Le modèle a été identifié d’après des miniatures enluminées comme étant Ippolita Maria Sforza, épouse du roi Alphonse II de Naples (bien que cette identification reste hypothétique). Ippolita Maria Sforza (1446−1484) est membre de la famille des Sforza, l’une des plus puissantes familles de condottieri qui dirigent le duché de Milan entre 1450 et 1535 environ. En 1465, âgée de 19 ans, Ippolita épouse Alphonse d’Aragon, duc de Calabre (1448−1495), fils aîné du roi Ferdinand Ier de Naples. Alfonso était un fervent partisan du mécénat artistique à Naples et, comme le talent artistique local n’était pas particulièrement prolifique, le souverain fit venir des artistes étrangers à la cour, dont Francesco Laurana. Laurana a ainsi été chargé de produire une série de bustes de portraits des dames royales aragonaises.
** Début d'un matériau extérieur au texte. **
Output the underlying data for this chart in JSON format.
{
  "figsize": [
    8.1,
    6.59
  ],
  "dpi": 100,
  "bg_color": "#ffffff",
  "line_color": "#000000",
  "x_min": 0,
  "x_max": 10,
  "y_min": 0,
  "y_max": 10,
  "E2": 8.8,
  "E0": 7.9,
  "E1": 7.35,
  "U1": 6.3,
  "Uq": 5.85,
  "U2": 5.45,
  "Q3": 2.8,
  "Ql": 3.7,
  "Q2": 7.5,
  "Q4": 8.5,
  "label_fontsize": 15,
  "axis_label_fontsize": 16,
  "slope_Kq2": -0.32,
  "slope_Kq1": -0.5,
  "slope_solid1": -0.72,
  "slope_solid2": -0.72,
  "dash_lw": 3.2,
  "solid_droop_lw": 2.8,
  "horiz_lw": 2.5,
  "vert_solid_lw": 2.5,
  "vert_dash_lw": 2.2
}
Le buste d’Ippolita Sforza serait le dernier de la série. Il comprend en effet l’ensemble des caractéristiques stylistiques du sculpteur de ses derniers portraits.
Réalisé très certainement post-mortem (le seul de la série), le visage d’Ippolita est empreint d’une profonde spiritualité et témoigne de la maturité artistique du sculpteur – contrairement aux autres portraits plus véristes comme, par exemple, celui de Battista Sforza conservé au musée du Bargello à Florence (Italie).
La céroplastie, l’art de modeler la cire, est connue dès l’Antiquité romaine dans le culte votif et de l’art mortuaire. En France, la cire est à nouveau usitée dès la fin du Moyen Âge afin de réaliser des effigies funéraires des souverains et des saints. La basilique Saint-Denis conservait d’ailleurs, jusqu’à la Révolution, les bustes des rois de France en cire réalisés par les artistes de cour. Cette copie en cire du buste de Laurana serait-elle un écho aux masques funéraires, dont celui très certainement d’Ippolita Sforza, qui furent diffusés à la Renaissance ? Le buste représentant Battista Sforza de Laurana est d’ailleurs largement inspiré de son masque funéraire en terre cuite conservé au musée du Louvre. Giorgio Vasari évoque ces bustes de cire dans les maisons praticiennes de Florence :
« Orsino fit trois [portraits] en cire, grandeur nature, soutenus à l’intérieur, comme nous l’avons déjà expliqué, par une armature de pièces de bois, entrelacées de joncs coupés […]. […] il le fit si bien qu’elles [les statues] ne représentaient plus des hommes de cire, mais des vivants […]. » (G. Vasari, La vie des meilleurs peintres, sculpteurs et architectes […], éd. André Chastel, t. IV, Paris, 1983, p. 291).
Jusqu’au XIXe siècle, les monarchies austro-hongroises voient un véritable art de cour se créer autour des bustes en cire d’empereurs et de personnalités princières : le buste de l’impératrice Marie-Louise (1791−1847), épouse de Napoléon Ier, en est un exemple tardif vibrant (Vienne, Bibliothèque Nationale). Le XIXe siècle, empreint d’une Antiquité retrouvée – elle-même source d’inspiration première de la Renaissance de Francesco Laurana – se caractérise ici par la symbiose de la céroplastie et de la sculpture votive comme art de cour.
Voir : Damianaki, Chrysa, I busti femminili di Francesco Laurana tra realtà e finzione, Verona, Cierre, 2008. – Schlosser, Julius von, Histoire du portrait en cire, Paris, Macula, 1997.